ジルクニフは中央席。黒の外套に紫の縁取りが光をはね返し、否が応にも視線を集める。
やがて各国の顔がそろう。
ザナック国王は金色の鎧で堂々、ドラウディロンは人化の威圧感そのまま。法国のニグンは軽やかに笑み、ローブルのネイアは冷たい眼差しで全体を測る。
ジルクニフが低く響く声で口火を切る。
「よくぞ来た。此度の視察、我が帝国の“異種族共生”を、その目で確かめるがよい」
(視線の殴り合い、始まったね。王様同士の挨拶って、言葉より間合いが物を言うんだわ)
ジョンが肩をすくめて空気をほぐす。
「まあまあ、堅くなんな。今日は村長の結婚式もある。力抜いて見てってくれ」
けどジルクニフは揺れない。黄金の眼差し、一直線。
ザナックが小さく息を整え、ドラウディロンが背筋で威厳を返す。ニグンは口角だけで微笑み、ネイアは刃みたいな視線をジルに投げる。
ジルクニフ、机に手を置いて宣言。
「本日の視察は義務であり示威でもある。無益な対立は、ここでは一切許さぬ。――理解したな?」
各首脳が頷く。
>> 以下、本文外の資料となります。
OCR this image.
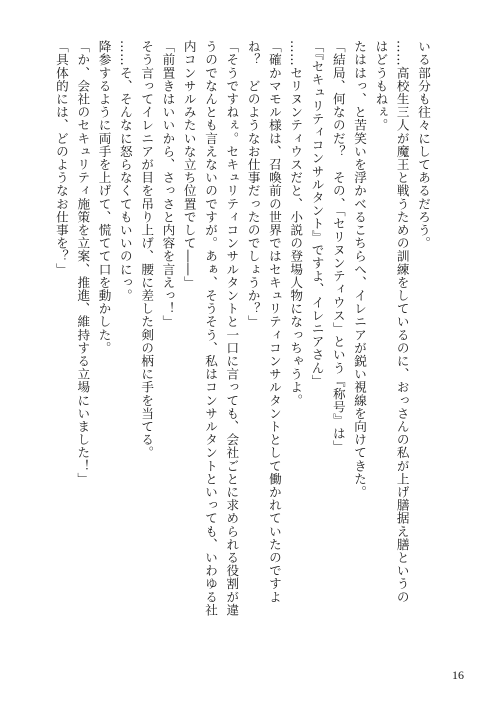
いる部分も往々にしてあるだろう。
……高校生三人が魔王と戦うための訓練をしているのに、おっさんの私が上げ膳据え膳というの
はどうもねぇ。
たははっ、と苦笑いを浮かべるこちらへ、イレニアが鋭い視線を向けてきた。
「結局、何なのだ？　その、「セリヌンティウス」という『称号』は」
「『セキュリティコンサルタント』ですよ、イレニアさん」
……セリヌンティウスだと、小説の登場人物になっちゃうよ。
「確かマモル様は、召喚前の世界ではセキュリティコンサルタントとして働かれていたのですよ
ね？　どのようなお仕事だったのでしょうか？」
「そうですねぇ。セキュリティコンサルタントと一口に言っても、会社ごとに求められる役割が違
うのでなんとも言えないのですが。あぁ、そうそう、私はコンサルタントといっても、いわゆる社
内コンサルみたいな立ち位置でして――」
「前置きはいいから、さっさと内容を言えっ！」
そう言ってイレニアが目を吊り上げ、腰に差した剣の柄に手を当てる。
……そ、そんなに怒らなくてもいいのにっ。
降参するように両手を上げて、慌てて口を動かした。
「か、会社のセキュリティ施策を立案、推進、維持する立場にいました！」
「具体的には、どのようなお仕事を？」
16
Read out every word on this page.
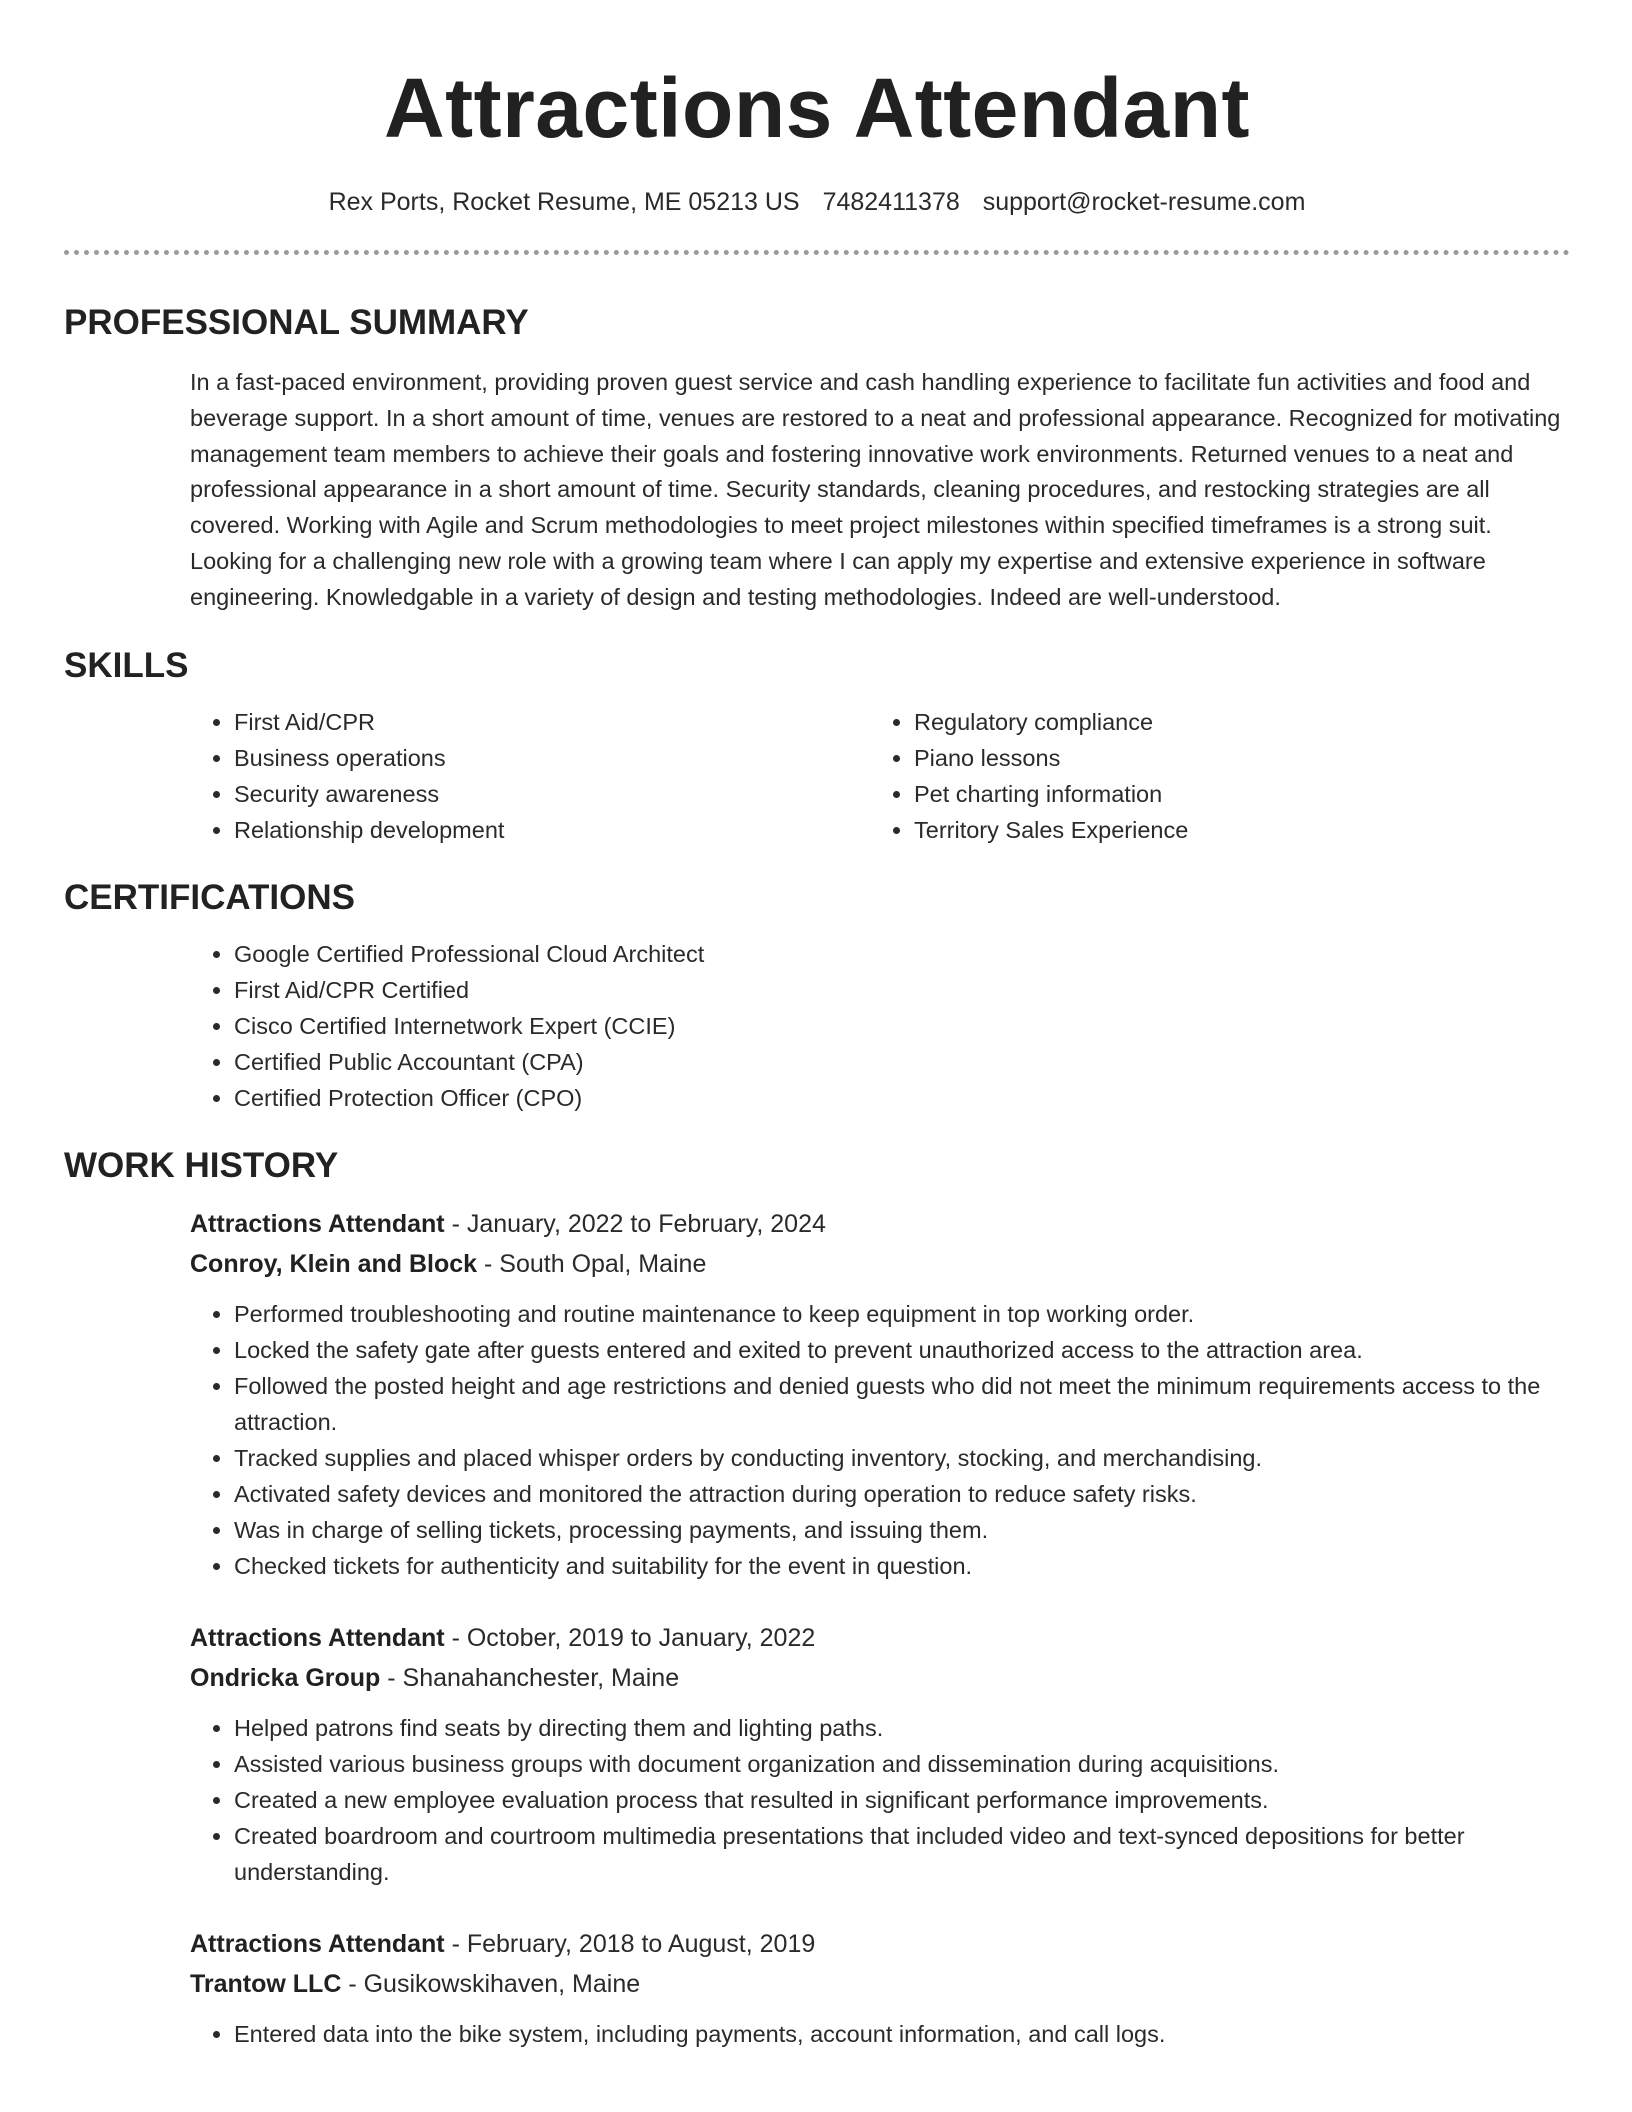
Attractions Attendant
Rex Ports, Rocket Resume, ME 05213 US 7482411378 support@rocket-resume.com
PROFESSIONAL SUMMARY

In a fast-paced environment, providing proven guest service and cash handling experience to facilitate fun activities and food and beverage support. In a short amount of time, venues are restored to a neat and professional appearance. Recognized for motivating management team members to achieve their goals and fostering innovative work environments. Returned venues to a neat and professional appearance in a short amount of time. Security standards, cleaning procedures, and restocking strategies are all covered. Working with Agile and Scrum methodologies to meet project milestones within specified timeframes is a strong suit. Looking for a challenging new role with a growing team where I can apply my expertise and extensive experience in software engineering. Knowledgable in a variety of design and testing methodologies. Indeed are well-understood.

SKILLS
• First Aid/CPR
• Business operations
• Security awareness
• Relationship development
• Regulatory compliance
• Piano lessons
• Pet charting information
• Territory Sales Experience
CERTIFICATIONS
• Google Certified Professional Cloud Architect
• First Aid/CPR Certified
• Cisco Certified Internetwork Expert (CCIE)
• Certified Public Accountant (CPA)
• Certified Protection Officer (CPO)
WORK HISTORY
Attractions Attendant - January, 2022 to February, 2024
Conroy, Klein and Block - South Opal, Maine
• Performed troubleshooting and routine maintenance to keep equipment in top working order.
• Locked the safety gate after guests entered and exited to prevent unauthorized access to the attraction area.
• Followed the posted height and age restrictions and denied guests who did not meet the minimum requirements access to the attraction.
• Tracked supplies and placed whisper orders by conducting inventory, stocking, and merchandising.
• Activated safety devices and monitored the attraction during operation to reduce safety risks.
• Was in charge of selling tickets, processing payments, and issuing them.
• Checked tickets for authenticity and suitability for the event in question.
Attractions Attendant - October, 2019 to January, 2022
Ondricka Group - Shanahanchester, Maine
• Helped patrons find seats by directing them and lighting paths.
• Assisted various business groups with document organization and dissemination during acquisitions.
• Created a new employee evaluation process that resulted in significant performance improvements.
• Created boardroom and courtroom multimedia presentations that included video and text-synced depositions for better understanding.
Attractions Attendant - February, 2018 to August, 2019
Trantow LLC - Gusikowskihaven, Maine
• Entered data into the bike system, including payments, account information, and call logs.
重みのある静寂。
ジョンが場を動かす。
「さ、行こう。畑も工房も、鍛冶場も市場も――“一緒に暮らす”ってのがどういうことか、じっくり見物してくれ」
会議場の隅。あーしは香箱座りで、尻尾をゆらり。(ゴブリンの畑、リザードマンの魚場、ドワーフの酒、エルフの歌……トロールの鍋、アンデッドの配膳、ゴーレムの盆踊り。――うん、祭りの匂い)
ジルクニフは書類を側近に渡し、一歩前へ。
「……よかろう。見せてもらおう。“人と亜人が交わる”という、その現実を。だが覚えておけ。我が目に映る一切は評価の俎上に載る」
風が旗と天幕を鳴らし、日差しが刃みたいに白い。
(さて――“混ざる強さ”と“混ざれない痛み”、どっちが勝つか。あーしの目は誤魔化せないよ?)
異種族共生視察、その幕が静かに、でも確実に上がった。